Less than a week after President Barack Obama announced plans to overhaul controversial NSA phone data collection program, an independent review board has questioned the program's legality. According to a Washington Post report, the Privacy and Civil Liberties Oversight Board, which became an independent agency in 2007, has concluded that the program is illegal and should end.

The five member board, which was established at the urging of the 9/11 commission, said that the Section 215 of the USA Patriot Act, statute on which the NSA's program is based, doesn't provide a complete basis to support the program.

The board didn't agree with the reasoning given by many federal surveillance court judges in saying that the program cannot be grounded in section 215, which requires that the records sought should be relevant to an authorized investigation. It said that billions of records, that are collected by the NSA on a daily basis, cannot be relevant to a single investigation.

The federal privacy watchdog opposed the idea of companies holding data for longer than they do now, and also didn't agree with having a third-party to hold the data. It said that even without the NSA's program, the government could seek phone records from the companies through traditional court orders. A similar thought was echoed by the presidentially appointed review panel.

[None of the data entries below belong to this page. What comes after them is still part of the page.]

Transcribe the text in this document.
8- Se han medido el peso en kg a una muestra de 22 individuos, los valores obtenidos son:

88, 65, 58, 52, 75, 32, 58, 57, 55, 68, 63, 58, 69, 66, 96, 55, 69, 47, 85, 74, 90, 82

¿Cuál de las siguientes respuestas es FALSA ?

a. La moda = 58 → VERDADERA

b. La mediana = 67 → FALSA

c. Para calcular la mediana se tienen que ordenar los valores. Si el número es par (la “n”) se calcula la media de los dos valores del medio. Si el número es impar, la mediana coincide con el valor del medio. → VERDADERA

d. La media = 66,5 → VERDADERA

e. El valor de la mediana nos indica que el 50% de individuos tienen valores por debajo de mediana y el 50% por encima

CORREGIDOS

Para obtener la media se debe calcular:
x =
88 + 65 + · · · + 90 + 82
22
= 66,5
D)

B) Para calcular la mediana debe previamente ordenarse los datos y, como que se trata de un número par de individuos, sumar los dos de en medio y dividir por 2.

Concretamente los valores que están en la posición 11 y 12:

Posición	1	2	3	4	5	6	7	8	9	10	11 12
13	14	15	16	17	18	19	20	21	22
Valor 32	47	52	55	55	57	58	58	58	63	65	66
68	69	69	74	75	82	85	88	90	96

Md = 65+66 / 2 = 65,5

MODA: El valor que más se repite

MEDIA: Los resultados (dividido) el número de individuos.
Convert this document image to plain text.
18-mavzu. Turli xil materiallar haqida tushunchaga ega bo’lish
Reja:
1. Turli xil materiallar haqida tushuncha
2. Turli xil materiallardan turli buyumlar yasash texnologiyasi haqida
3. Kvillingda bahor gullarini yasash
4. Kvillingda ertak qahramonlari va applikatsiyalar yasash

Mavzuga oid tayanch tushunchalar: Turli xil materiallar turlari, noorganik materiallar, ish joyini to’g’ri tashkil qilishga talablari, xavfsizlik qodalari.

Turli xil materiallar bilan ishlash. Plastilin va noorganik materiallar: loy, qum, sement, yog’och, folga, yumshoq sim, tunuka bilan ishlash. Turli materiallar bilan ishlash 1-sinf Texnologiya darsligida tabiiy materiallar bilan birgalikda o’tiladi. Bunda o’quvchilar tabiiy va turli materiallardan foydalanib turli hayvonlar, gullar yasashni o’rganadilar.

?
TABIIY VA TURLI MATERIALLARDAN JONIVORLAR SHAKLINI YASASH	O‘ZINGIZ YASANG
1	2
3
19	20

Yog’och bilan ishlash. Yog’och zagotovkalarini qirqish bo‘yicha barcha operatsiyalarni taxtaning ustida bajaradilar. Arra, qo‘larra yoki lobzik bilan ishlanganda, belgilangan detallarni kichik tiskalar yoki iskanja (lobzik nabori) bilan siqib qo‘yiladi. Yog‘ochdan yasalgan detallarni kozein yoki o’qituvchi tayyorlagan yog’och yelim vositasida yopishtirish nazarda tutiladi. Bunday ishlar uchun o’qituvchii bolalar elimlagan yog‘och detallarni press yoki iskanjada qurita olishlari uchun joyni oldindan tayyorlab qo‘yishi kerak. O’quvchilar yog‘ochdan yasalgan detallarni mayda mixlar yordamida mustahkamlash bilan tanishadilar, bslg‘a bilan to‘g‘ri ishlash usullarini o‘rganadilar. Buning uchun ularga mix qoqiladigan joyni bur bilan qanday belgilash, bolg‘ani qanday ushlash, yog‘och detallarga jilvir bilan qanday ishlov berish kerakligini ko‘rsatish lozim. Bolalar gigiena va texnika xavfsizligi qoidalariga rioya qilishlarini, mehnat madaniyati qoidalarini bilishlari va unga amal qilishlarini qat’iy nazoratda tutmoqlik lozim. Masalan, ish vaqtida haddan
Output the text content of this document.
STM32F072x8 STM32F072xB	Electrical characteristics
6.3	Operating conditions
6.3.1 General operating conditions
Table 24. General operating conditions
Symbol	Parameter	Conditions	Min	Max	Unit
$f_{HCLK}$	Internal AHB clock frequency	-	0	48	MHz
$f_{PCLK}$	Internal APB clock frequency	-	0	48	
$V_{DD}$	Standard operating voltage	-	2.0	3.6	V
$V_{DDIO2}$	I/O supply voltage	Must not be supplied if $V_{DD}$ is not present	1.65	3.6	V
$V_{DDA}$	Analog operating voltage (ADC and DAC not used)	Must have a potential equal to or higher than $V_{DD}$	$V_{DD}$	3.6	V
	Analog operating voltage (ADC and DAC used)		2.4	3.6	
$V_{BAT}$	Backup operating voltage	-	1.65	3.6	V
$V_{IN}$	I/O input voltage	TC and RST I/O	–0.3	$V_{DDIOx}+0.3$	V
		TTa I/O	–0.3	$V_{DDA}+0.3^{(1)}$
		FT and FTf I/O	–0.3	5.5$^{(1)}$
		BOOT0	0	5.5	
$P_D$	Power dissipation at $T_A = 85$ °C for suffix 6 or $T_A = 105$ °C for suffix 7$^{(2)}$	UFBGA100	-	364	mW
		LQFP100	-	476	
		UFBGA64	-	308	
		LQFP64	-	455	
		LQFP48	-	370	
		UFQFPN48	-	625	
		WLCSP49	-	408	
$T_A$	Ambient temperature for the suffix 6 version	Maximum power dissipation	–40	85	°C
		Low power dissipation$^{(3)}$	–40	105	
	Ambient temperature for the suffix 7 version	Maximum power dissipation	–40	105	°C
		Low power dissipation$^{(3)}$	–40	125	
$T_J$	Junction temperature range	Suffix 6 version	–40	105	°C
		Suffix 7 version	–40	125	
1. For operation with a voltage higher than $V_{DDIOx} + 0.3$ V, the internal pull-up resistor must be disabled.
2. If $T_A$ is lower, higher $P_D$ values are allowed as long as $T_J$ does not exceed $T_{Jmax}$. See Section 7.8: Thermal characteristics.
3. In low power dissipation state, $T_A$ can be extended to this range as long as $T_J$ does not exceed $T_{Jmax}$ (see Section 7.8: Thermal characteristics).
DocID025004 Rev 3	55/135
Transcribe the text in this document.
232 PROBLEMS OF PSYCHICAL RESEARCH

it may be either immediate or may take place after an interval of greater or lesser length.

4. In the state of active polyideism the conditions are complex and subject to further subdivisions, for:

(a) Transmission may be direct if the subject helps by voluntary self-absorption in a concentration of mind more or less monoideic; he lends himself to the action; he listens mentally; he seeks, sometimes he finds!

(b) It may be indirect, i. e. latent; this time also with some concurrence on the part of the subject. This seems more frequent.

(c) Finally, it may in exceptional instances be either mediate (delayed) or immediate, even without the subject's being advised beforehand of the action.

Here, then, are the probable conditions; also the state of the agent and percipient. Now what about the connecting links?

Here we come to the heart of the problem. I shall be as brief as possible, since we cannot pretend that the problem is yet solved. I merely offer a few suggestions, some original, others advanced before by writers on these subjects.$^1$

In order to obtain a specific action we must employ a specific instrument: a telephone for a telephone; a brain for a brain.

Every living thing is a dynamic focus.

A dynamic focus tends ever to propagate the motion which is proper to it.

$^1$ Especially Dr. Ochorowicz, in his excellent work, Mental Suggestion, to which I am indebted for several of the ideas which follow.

In response to the argument that the program was necessary especially after investigation agencies failed to detect Khalid al-Mihdhar, an al Qaeda terrorist, who was present in the U.S. before the 9/11 attacks, the board said that the failure was due to a "lack of information sharing among federal agencies, not of a lack of surveillance capabilities".

The board's findings are laid out in a 238-page report, which is scheduled to be released Thursday. The report presents a detailed analysis of the metadata program's value and legality.